Comme à une rencontre de handball, il est surprenant de voir une rencontre s’achever sur un score vierge pour l’une des deux équipes. Toutefois cela s’est déjà produit lors de la finale de 1889 où l’équipe de Queen’s County a été contrainte de rentrer Fanny après avoir misérablement présenté une marque de 0-0 au tableau d’affichage, contre 3-6 pour Tipperary, large vainqueur. Cuisante chicote qui a dû laisser des traces dans les esprits et dans les cœurs. En effet, ce comté ne parviendra plus à se hisser en finale, du moins jusqu’à l’heure où vous lisez ces tristes lignes.

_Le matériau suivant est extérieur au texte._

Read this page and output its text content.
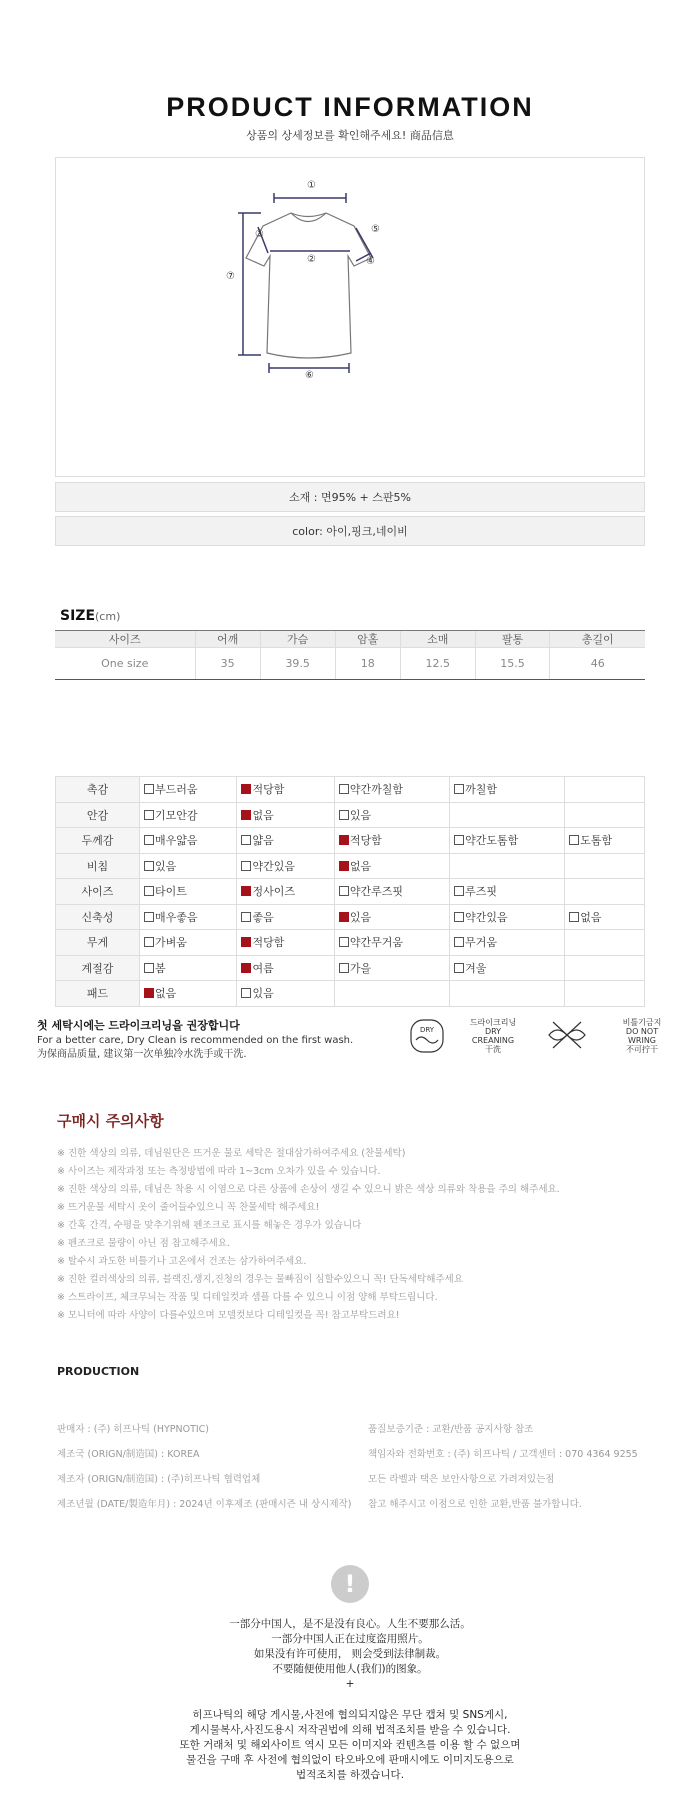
PRODUCT INFORMATION
상품의 상세정보를 확인해주세요! 商品信息
①
②
③
④
⑤
⑥
⑦
소재 : 면95% + 스판5%
color: 아이,핑크,네이비
SIZE(cm)
사이즈	어깨	가슴	암홀	소매	팔통	총길이
One size	35	39.5	18	12.5	15.5	46
촉감	부드러움	적당함	약간까칠함	까칠함	
안감	기모안감	없음	있음		
두께감	매우얇음	얇음	적당함	약간도톰함	도톰함
비침	있음	약간있음	없음		
사이즈	타이트	정사이즈	약간루즈핏	루즈핏	
신축성	매우좋음	좋음	있음	약간있음	없음
무게	가벼움	적당함	약간무거움	무거움	
계절감	봄	여름	가을	겨울	
패드	없음	있음			
첫 세탁시에는 드라이크리닝을 권장합니다
For a better care, Dry Clean is recommended on the first wash.
为保商品质量, 建议第一次单独冷水洗手或干洗.
DRY
드라이크리닝
DRY
CREANING
干洗
비틀기금지
DO NOT
WRING
不可拧干
구매시 주의사항
※ 진한 색상의 의류, 데님원단은 뜨거운 물로 세탁은 절대삼가하여주세요 (찬물세탁)
※ 사이즈는 제작과정 또는 측정방법에 따라 1~3cm 오차가 있을 수 있습니다.
※ 진한 색상의 의류, 데님은 착용 시 이염으로 다른 상품에 손상이 생길 수 있으니 밝은 색상 의류와 착용을 주의 해주세요.
※ 뜨거운물 세탁시 옷이 줄어들수있으니 꼭 찬물세탁 해주세요!
※ 간혹 간격, 수평을 맞추기위해 펜조크로 표시를 해놓은 경우가 있습니다
※ 펜조크로 물량이 아닌 점 참고해주세요.
※ 탈수시 과도한 비틀기나 고온에서 건조는 삼가하여주세요.
※ 진한 컬러색상의 의류, 블랙진,생지,진청의 경우는 물빠짐이 심할수있으니 꼭! 단독세탁해주세요
※ 스트라이프, 체크무늬는 작품 및 디테일컷과 샘플 다를 수 있으니 이점 양해 부탁드립니다.
※ 모니터에 따라 사양이 다를수있으며 모델컷보다 디테일컷을 꼭! 참고부탁드려요!
PRODUCTION
판매자 : (주) 히프나틱 (HYPNOTIC)
제조국 (ORIGN/制造国) : KOREA
제조자 (ORIGN/制造国) : (주)히프나틱 협력업체
제조년월 (DATE/製造年月) : 2024년 이후제조 (판매시즌 내 상시제작)
품질보증기준 : 교환/반품 공지사항 참조
책임자와 전화번호 : (주) 히프나틱 / 고객센터 : 070 4364 9255
모든 라벨과 택은 보안사항으로 가려져있는점
참고 해주시고 이점으로 인한 교환,반품 불가합니다.
!
一部分中国人，是不是没有良心。人生不要那么活。
一部分中国人正在过度盗用照片。
如果没有许可使用， 则会受到法律制裁。
不要随便使用他人(我们)的图象。
+
히프나틱의 해당 게시물,사전에 협의되지않은 무단 캡쳐 및 SNS게시,
게시물복사,사진도용시 저작권법에 의해 법적조치를 받을 수 있습니다.
또한 거래처 및 해외사이트 역시 모든 이미지와 컨텐츠를 이용 할 수 없으며
물건을 구매 후 사전에 협의없이 타오바오에 판매시에도 이미지도용으로
법적조치를 하겠습니다.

Seulement le caractère sportif des évènements ne s’arrête pas aux portes de la défaite. Les Irlandais, célèbres pour leur musique endiablée, leur accent, leur laine et leur boisson ne laissent pas cette dernière au vestiaire. Les troisièmes mi-temps, plus disputées que l’ensemble de la compétition, voient des collectifs même passés sous les fourches caudines se rincer la dalle convenablement dans les gargotes locales jusqu’au point où, à force de tourner en rond dans les effluves de Murphy’s, ils en finissent par déglutir ovale. Et ces pugilats farouches à coups de lever de coude et de rots d’Ostrogoths participent activement à la sacralisation de ce sport, fer de lance de la grande culture irlandaise. Puisque, comme le brasse le dicton, « à vaincre sans baril, on triomphe sans boire ».